Distributed execution of jobs with flowrcli and flowrex

Job Dispatch and Job Execution

The flowrlib that is used by flow runner applications to execute a flow has two important functions:

  • job dispatch - that managers the state of the flow, the dispatch of jobs for execution, and distribution of results received back, passing those results onto other functions in the flow etc.
  • job execution - this is the execution of "pure" functions, receiving a set of input data, a reference to the function's implementation. It executes it with the provided input, and returns the job including the results.

Job dispatch is done by the server thread running the coordinator, responsible for maintaining a consistent state for the flow and it's functions and coordinating the distribution of results and enabling of new functions to be run.

Additional threads are started for job execution, allowing many jobs to be executed concurrently, and in parallel on a multi-core machine. Job execution on "pure" functions can run in isolation, just needing the input data and the function implementation.

Normal Execution

Normally, the flowrcli process runs the coordinator in one thread and a number of executors in additional threads.

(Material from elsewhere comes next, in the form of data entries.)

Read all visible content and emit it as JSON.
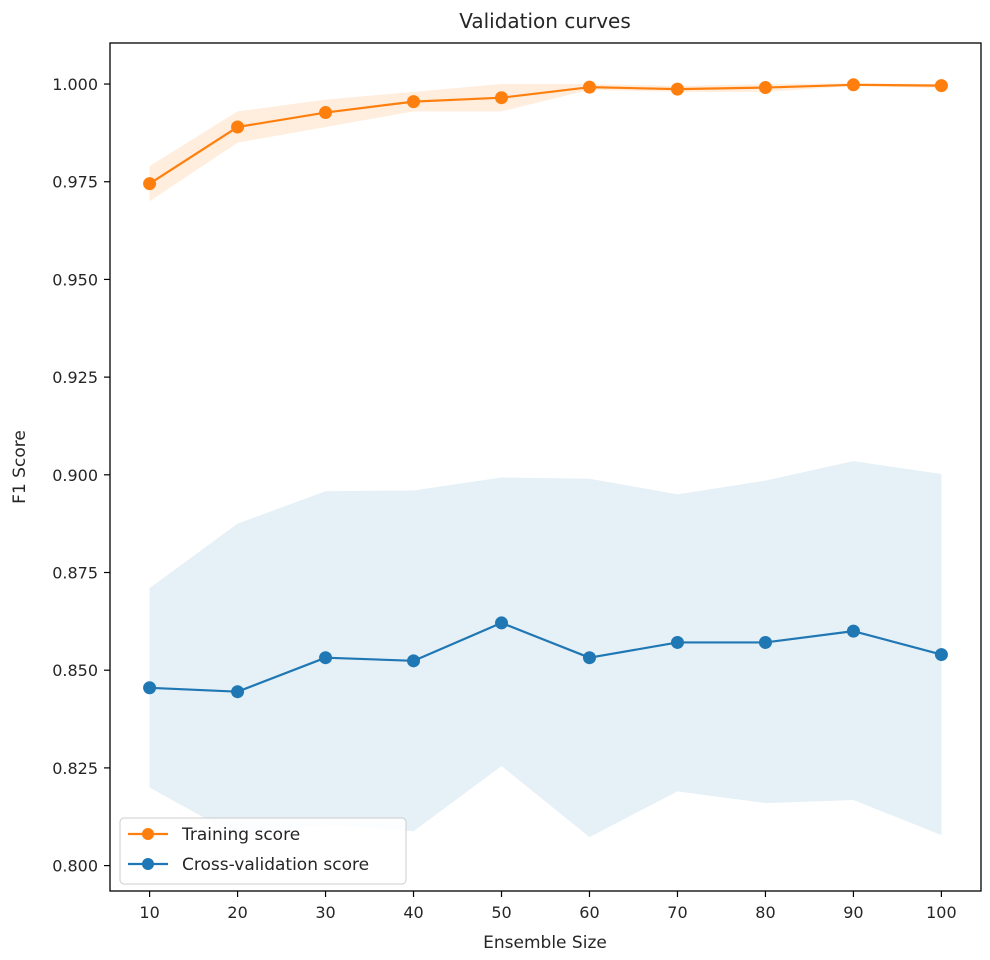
{
  "chart_data": {
    "type": "line",
    "title": "Validation curves",
    "xlabel": "Ensemble Size",
    "ylabel": "F1 Score",
    "x": [
      10,
      20,
      30,
      40,
      50,
      60,
      70,
      80,
      90,
      100
    ],
    "xlim": [
      5.5,
      104.5
    ],
    "ylim": [
      0.7935,
      1.0105
    ],
    "xticks": [
      10,
      20,
      30,
      40,
      50,
      60,
      70,
      80,
      90,
      100
    ],
    "xtick_labels": [
      "10",
      "20",
      "30",
      "40",
      "50",
      "60",
      "70",
      "80",
      "90",
      "100"
    ],
    "yticks": [
      0.8,
      0.825,
      0.85,
      0.875,
      0.9,
      0.925,
      0.95,
      0.975,
      1.0
    ],
    "ytick_labels": [
      "0.800",
      "0.825",
      "0.850",
      "0.875",
      "0.900",
      "0.925",
      "0.950",
      "0.975",
      "1.000"
    ],
    "grid": false,
    "legend_position": "lower-left",
    "series": [
      {
        "name": "Training score",
        "color": "#ff7f0e",
        "values": [
          0.9745,
          0.989,
          0.9927,
          0.9955,
          0.9965,
          0.9992,
          0.9987,
          0.9991,
          0.9998,
          0.9996
        ],
        "band_lower": [
          0.97,
          0.985,
          0.989,
          0.993,
          0.993,
          0.9985,
          0.998,
          0.998,
          0.9995,
          0.999
        ],
        "band_upper": [
          0.979,
          0.993,
          0.996,
          0.998,
          1.0,
          1.0,
          0.9995,
          1.0,
          1.0002,
          1.0
        ]
      },
      {
        "name": "Cross-validation score",
        "color": "#1f77b4",
        "values": [
          0.8455,
          0.8445,
          0.8532,
          0.8524,
          0.8621,
          0.8532,
          0.8571,
          0.8571,
          0.86,
          0.854
        ],
        "band_lower": [
          0.82,
          0.8075,
          0.8105,
          0.8088,
          0.8255,
          0.8073,
          0.819,
          0.816,
          0.8168,
          0.8078
        ],
        "band_upper": [
          0.871,
          0.8875,
          0.8958,
          0.896,
          0.8993,
          0.899,
          0.895,
          0.8985,
          0.9035,
          0.9002
        ]
      }
    ]
  }
}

However, due to the "pure" nature of the job execution, it can be done anywhere, including in additional processes, or on processes in additional machines.

flowrex executor binary

florex is an additional small binary that is built. It cannot coordinate the execution of a flow but it can execute (just library for now) jobs.

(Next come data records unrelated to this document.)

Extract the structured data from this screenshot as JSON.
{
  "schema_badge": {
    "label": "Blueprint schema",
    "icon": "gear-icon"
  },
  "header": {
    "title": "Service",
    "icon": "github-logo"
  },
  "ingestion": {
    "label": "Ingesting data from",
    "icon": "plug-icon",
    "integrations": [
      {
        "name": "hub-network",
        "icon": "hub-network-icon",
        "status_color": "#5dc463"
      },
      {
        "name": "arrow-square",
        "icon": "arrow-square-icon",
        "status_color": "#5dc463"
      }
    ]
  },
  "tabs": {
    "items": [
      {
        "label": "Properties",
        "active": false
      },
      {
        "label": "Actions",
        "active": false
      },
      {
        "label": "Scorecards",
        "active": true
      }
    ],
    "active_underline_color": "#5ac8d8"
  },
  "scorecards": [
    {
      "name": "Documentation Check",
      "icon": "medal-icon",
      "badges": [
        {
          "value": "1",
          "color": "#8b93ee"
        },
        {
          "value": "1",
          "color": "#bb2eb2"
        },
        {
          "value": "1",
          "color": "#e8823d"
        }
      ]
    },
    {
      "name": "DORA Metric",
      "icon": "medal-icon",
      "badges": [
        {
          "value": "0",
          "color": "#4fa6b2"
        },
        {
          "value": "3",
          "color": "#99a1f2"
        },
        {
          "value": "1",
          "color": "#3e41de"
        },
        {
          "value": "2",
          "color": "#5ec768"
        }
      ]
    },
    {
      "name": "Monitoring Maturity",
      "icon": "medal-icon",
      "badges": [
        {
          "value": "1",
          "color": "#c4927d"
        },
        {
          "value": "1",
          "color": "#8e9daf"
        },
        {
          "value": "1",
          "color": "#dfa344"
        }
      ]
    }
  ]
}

Additional instances of flowrex can be started in other processes on the same machine and have it execute some of the jobs, increasing compute resources and concurrency/parallelism of flow execution.

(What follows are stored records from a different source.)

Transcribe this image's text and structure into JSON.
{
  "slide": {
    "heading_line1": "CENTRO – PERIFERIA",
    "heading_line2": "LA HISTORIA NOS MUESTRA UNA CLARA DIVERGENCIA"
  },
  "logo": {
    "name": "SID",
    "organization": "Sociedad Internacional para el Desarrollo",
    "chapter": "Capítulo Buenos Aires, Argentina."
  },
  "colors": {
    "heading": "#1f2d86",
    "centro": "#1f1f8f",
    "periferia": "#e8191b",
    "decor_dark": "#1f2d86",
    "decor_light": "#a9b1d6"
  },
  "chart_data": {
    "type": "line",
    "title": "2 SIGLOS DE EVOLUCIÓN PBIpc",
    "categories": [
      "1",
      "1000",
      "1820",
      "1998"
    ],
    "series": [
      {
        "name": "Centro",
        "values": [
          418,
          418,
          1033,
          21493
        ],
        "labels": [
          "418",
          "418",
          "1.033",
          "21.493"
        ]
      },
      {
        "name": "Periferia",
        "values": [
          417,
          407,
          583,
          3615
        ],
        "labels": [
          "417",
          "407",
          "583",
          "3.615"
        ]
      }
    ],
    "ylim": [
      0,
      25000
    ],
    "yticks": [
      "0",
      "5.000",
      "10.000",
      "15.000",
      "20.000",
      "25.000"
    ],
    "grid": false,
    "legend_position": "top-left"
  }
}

It is possible to start flowrcli with 0 executor threads and force flowrex to execute all the (library) jobs.

It can also be ran on another node, even one with a different architecture such as ARM, on the network and have job execution done entirely by it or shared with flowr.

How many jobs are done in one process/machine or another depends on the number of executors and network and cpu speed.

The flowrcli flow runner and the flowrex job executor discover each other using mDNS and then jobs are distributed out over the network and results are sent back to the coordinator running in flowrcli also over the network.

TODO

It is pending to allow flowrec to also execute provided functions, by distributing the architecture-neutral WASM function implementations to other nodes and hence allow them to load and run those functions also.

Example of distributed execution

This can be done in two terminals on the same machine, or across two machines of the same or different CPU architecture.

Terminal 1

Start an instance of flowrex that will wait for jobs to execute. (we start with debug logging level to see what's happening)

> flowrex -v debug

The log output should end with

INFO - Waiting for beacon matching 'jobs._flowr._tcp.local'

indicating that it is waiting to discover the flowrcli process on the network.

Terminal 2

First let's compile the fibonacci example (but not run it) by using flowc with the -c, --compile option:

> flowc -c -C flowr/src/bin/flowrcli flowr/examples/fibonacci

Let's check that worked:

> ls flowr/examples/fibonacci/manifest.json
flowr/examples/fibonacci/manifest.json

Then let's run the example fibonacci flow, forcing zero executors threads so that we see flowrex executing all (non context) jobs

> flowr -t 0 flowr/examples/fibonacci

That will produce the usual fibonacci series on the STDOUT of Terminal 2, then flowrcli exiting

Logs of what is happening in order to execute the flow jobs will be produced in Terminal 1, ending with the same line as before:

INFO - Waiting for beacon matching 'jobs._flowr._tcp.local'

Indicating that it has returned to the initial state and is ready to discover a new flowr dispatcher of jobs to it.